Greece is getting all the headlines, but other stories in Europe are, in our opinion, more important:
1) Interest rates in Spain shot up once again overnight and the ten-year bond now yields 7.18%. The yield was 4.85% on March 1st. The bank bailout in Spain is not working and Spain and the banks in Spain continue to get downgraded.
2) Interest rates in Italy rose to 6.1% this morning. This is higher than the critical 6% most economists say is the threshold that rates can’t exceed in order for Italy to remain solvent.
3) Although the Greeks want to stay in the Euro, the Germans do not want Greece in the Eurozone anymore and are starting to consider life after the Euro. Germany is getting pressure from abroad to save Europe, but pressure at home is not to bail out other countries. In the latest poll, only 52% of Germans want to stay in the Euro.
4) There are serious discussions in Britain about leaving the EU. Britain does not want to transfer anymore sovereignty to the EU and has no desire to bailout the Eurozone countries. It doesn’t help that Britain has to wait for an EU court to allow deportation of radical Muslim clerics because of human rights concerns.
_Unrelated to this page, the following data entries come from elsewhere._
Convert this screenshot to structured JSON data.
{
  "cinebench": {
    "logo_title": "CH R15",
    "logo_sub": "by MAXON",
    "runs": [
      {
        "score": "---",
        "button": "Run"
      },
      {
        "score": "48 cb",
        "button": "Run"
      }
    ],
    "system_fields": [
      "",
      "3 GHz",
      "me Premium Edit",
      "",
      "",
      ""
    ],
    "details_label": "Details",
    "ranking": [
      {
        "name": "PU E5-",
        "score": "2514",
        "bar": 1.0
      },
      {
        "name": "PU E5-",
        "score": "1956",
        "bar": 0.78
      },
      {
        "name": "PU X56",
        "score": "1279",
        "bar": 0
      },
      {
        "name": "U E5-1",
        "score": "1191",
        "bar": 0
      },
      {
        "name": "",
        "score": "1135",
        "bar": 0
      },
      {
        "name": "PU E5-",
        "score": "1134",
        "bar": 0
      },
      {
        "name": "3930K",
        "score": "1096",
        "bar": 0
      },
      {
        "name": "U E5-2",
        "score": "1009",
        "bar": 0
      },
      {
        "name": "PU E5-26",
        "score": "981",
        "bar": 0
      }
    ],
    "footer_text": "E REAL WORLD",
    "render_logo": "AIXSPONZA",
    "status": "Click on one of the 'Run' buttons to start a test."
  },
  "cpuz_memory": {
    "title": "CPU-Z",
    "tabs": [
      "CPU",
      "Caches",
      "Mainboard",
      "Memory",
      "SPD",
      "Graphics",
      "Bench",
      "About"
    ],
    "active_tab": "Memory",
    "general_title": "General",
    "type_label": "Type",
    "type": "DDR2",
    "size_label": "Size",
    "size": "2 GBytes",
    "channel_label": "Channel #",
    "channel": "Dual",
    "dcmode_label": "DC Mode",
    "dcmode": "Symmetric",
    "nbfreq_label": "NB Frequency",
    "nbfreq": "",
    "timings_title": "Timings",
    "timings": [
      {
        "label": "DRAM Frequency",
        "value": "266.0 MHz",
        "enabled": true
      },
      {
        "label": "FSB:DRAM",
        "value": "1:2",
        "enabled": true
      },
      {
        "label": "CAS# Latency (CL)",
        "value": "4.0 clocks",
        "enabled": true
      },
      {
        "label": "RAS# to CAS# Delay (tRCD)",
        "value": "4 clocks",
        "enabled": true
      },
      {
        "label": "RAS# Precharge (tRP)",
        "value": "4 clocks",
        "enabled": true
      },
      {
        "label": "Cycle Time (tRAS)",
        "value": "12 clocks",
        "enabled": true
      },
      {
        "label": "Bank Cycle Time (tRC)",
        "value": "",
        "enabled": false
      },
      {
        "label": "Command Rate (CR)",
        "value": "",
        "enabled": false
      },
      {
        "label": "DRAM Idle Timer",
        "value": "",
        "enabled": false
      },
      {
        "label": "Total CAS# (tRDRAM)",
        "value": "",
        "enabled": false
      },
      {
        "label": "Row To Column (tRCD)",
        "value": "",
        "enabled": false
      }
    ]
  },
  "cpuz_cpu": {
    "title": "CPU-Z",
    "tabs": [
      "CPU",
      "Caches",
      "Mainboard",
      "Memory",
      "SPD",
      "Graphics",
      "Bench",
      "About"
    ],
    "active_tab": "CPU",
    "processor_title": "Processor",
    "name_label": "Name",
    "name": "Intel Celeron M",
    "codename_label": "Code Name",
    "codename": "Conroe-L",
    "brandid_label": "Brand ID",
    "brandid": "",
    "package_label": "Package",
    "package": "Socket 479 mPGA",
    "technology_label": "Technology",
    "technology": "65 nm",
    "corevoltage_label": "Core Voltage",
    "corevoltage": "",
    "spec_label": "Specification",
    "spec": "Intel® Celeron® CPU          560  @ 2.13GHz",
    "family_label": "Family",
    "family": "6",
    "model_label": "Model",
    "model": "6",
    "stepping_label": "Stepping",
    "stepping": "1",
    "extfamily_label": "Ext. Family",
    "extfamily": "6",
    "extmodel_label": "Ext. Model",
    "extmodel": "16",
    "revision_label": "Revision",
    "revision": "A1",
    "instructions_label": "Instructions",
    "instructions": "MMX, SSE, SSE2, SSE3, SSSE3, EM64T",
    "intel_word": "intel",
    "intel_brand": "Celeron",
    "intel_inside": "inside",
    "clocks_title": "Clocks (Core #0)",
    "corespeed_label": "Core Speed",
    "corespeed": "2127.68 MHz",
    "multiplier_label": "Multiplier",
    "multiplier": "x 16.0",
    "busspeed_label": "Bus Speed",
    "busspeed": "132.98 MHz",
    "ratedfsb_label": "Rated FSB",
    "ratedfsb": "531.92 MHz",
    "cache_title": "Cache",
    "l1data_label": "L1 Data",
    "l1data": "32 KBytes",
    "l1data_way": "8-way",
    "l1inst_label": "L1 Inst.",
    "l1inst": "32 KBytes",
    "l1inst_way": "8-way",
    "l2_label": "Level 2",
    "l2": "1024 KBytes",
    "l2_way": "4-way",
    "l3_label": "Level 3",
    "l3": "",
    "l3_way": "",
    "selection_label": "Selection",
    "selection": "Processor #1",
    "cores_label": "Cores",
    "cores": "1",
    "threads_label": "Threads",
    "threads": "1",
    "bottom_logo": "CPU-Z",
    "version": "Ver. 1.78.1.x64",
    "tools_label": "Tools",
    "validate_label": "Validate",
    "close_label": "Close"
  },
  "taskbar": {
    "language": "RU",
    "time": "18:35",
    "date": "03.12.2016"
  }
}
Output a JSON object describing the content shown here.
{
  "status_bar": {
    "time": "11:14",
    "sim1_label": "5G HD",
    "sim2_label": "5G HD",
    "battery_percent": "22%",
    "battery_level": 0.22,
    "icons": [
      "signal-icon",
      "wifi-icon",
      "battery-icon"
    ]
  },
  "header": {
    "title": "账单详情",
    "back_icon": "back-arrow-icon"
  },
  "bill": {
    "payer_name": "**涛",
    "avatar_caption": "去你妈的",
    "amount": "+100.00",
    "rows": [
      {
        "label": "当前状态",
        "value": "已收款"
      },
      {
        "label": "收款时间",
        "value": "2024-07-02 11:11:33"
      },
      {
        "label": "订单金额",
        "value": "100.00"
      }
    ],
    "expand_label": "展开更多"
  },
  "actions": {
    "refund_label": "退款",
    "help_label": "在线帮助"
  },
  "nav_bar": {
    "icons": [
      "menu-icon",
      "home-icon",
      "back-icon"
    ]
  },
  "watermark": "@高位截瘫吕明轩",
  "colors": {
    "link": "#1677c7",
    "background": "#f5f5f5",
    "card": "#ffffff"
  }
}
Not for the citizens, but for the radical clerics.
5) France’s Socialists won control of parliament this past Sunday, handing newly elected President Francois Hollande the convincing majority he needs to push through his tax-and-spend agenda. The new socialist government also recently moved to lower the retirement age from 62 to 60 for certain workers, increasing the burden on the French government.